Sales Qualified Opportunity (SQO)
A Sales Qualified Opportunity (SQO) is a prospect that a sales rep has vetted and accepted as a real, winnable deal worth active pursuit.
In depth
An SQO sits one step deeper in the funnel than a Sales Qualified Lead: the lead has been worked, the budget and need are confirmed, and the rep has formally moved it into the active opportunity stage of the pipeline. Teams track SQO volume and SQO-to-close conversion because these reveal whether marketing is sending genuine demand and whether sales can convert it efficiently. Clear entry criteria, often a checklist like budget, authority, need, and timeline, keep the SQO stage honest and prevent the pipeline from filling with wishful entries.
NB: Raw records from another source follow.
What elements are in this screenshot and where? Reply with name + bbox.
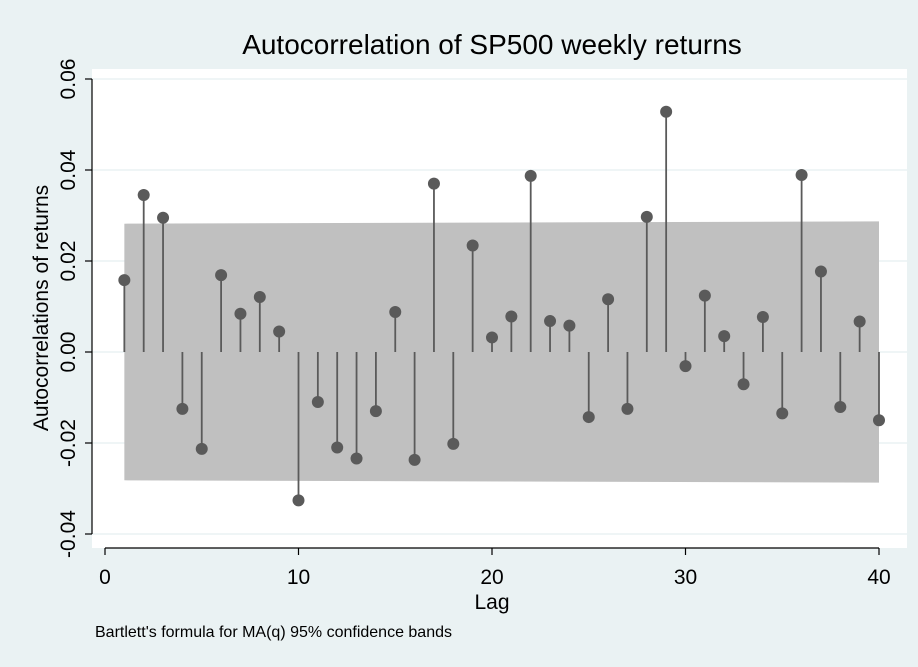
acf-point	[853, 315, 866, 328]
acf-point	[737, 378, 750, 391]
acf-point	[234, 307, 247, 320]
confidence-band	[124, 221, 880, 483]
acf-point	[873, 414, 885, 427]
acf-point	[331, 441, 344, 454]
y-tick-label: 0.02	[57, 241, 80, 282]
axes	[85, 78, 880, 555]
y-tick-label: -0.02	[57, 419, 80, 467]
acf-point	[486, 331, 498, 344]
x-tick-label: 40	[867, 566, 890, 589]
acf-point	[660, 105, 673, 118]
x-tick-label: 30	[674, 566, 697, 589]
acf-point	[311, 396, 324, 409]
acf-point	[814, 265, 827, 278]
acf-point	[350, 452, 363, 465]
acf-point	[582, 411, 595, 424]
y-tick-label: 0.04	[57, 149, 80, 190]
acf-point	[118, 274, 131, 287]
acf-point	[408, 453, 421, 466]
y-tick-label: 0.06	[57, 59, 80, 100]
y-tick-labels: -0.04 -0.02 0.00 0.02 0.04 0.06	[57, 59, 80, 558]
y-tick-label: -0.04	[57, 510, 80, 558]
acf-point	[157, 211, 170, 224]
acf-point	[137, 189, 150, 202]
acf-point	[621, 402, 634, 415]
x-axis-label: Lag	[474, 591, 509, 614]
x-tick-label: 10	[287, 566, 310, 589]
acf-point	[273, 325, 286, 338]
acf-point	[176, 402, 189, 415]
acf-point	[834, 401, 847, 414]
acf-point	[369, 405, 382, 418]
stems	[118, 105, 885, 507]
acf-point	[679, 360, 692, 373]
x-tick-label: 0	[99, 566, 111, 589]
chart-title: Autocorrelation of SP500 weekly returns	[242, 29, 742, 60]
acf-point	[756, 310, 769, 323]
acf-point	[466, 239, 479, 252]
acf-point	[602, 293, 615, 306]
acf-point	[640, 210, 653, 223]
acf-point	[195, 442, 208, 455]
x-tick-label: 20	[480, 566, 503, 589]
acf-point	[389, 305, 402, 318]
acf-point	[253, 290, 266, 303]
acf-point	[544, 315, 557, 328]
acf-point	[563, 319, 576, 332]
acf-point	[698, 289, 711, 302]
acf-point	[505, 310, 518, 323]
confidence-band-note: Bartlett's formula for MA(q) 95% confide…	[95, 624, 452, 641]
acf-point	[215, 269, 228, 282]
acf-point	[447, 437, 460, 450]
acf-point	[795, 169, 808, 182]
acf-point	[718, 330, 731, 343]
acf-point	[427, 177, 440, 190]
y-axis-label: Autocorrelations of returns	[30, 185, 53, 431]
x-tick-labels: 0 10 20 30 40	[99, 566, 891, 589]
acf-point	[524, 169, 537, 182]
acf-point	[776, 407, 789, 420]
y-tick-label: 0.00	[57, 332, 80, 373]
acf-point	[292, 494, 305, 507]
A frequent pitfall is loose qualification, where reps mark too many leads as opportunities to look busy, inflating the pipeline while crushing forecast accuracy. A quiz-funnel approach raises SQO quality before human review: a scorecard asks the qualifying questions automatically, so only respondents who clear a threshold are routed to reps, which means a larger share of the opportunities they accept are real and the SQO-to-close rate climbs.
Example in practice
Frequently asked questions
What is the difference between an SQL and an SQO?
An SQL is a lead marketing believes is sales-ready, while an SQO is one a sales rep has personally vetted and accepted as a real opportunity. The SQO stage adds the rep's confirmation of budget, need, and fit.
Why track SQO-to-close conversion?
It shows how effectively your team turns accepted opportunities into revenue and whether your qualification criteria are accurate. A low rate often signals that opportunities are being created too loosely.
How does a quiz funnel create better SQOs?
A scorecard quiz asks budget, authority, and timeline questions automatically, so only qualified respondents reach reps. This raises the share of accepted opportunities that are genuinely winnable.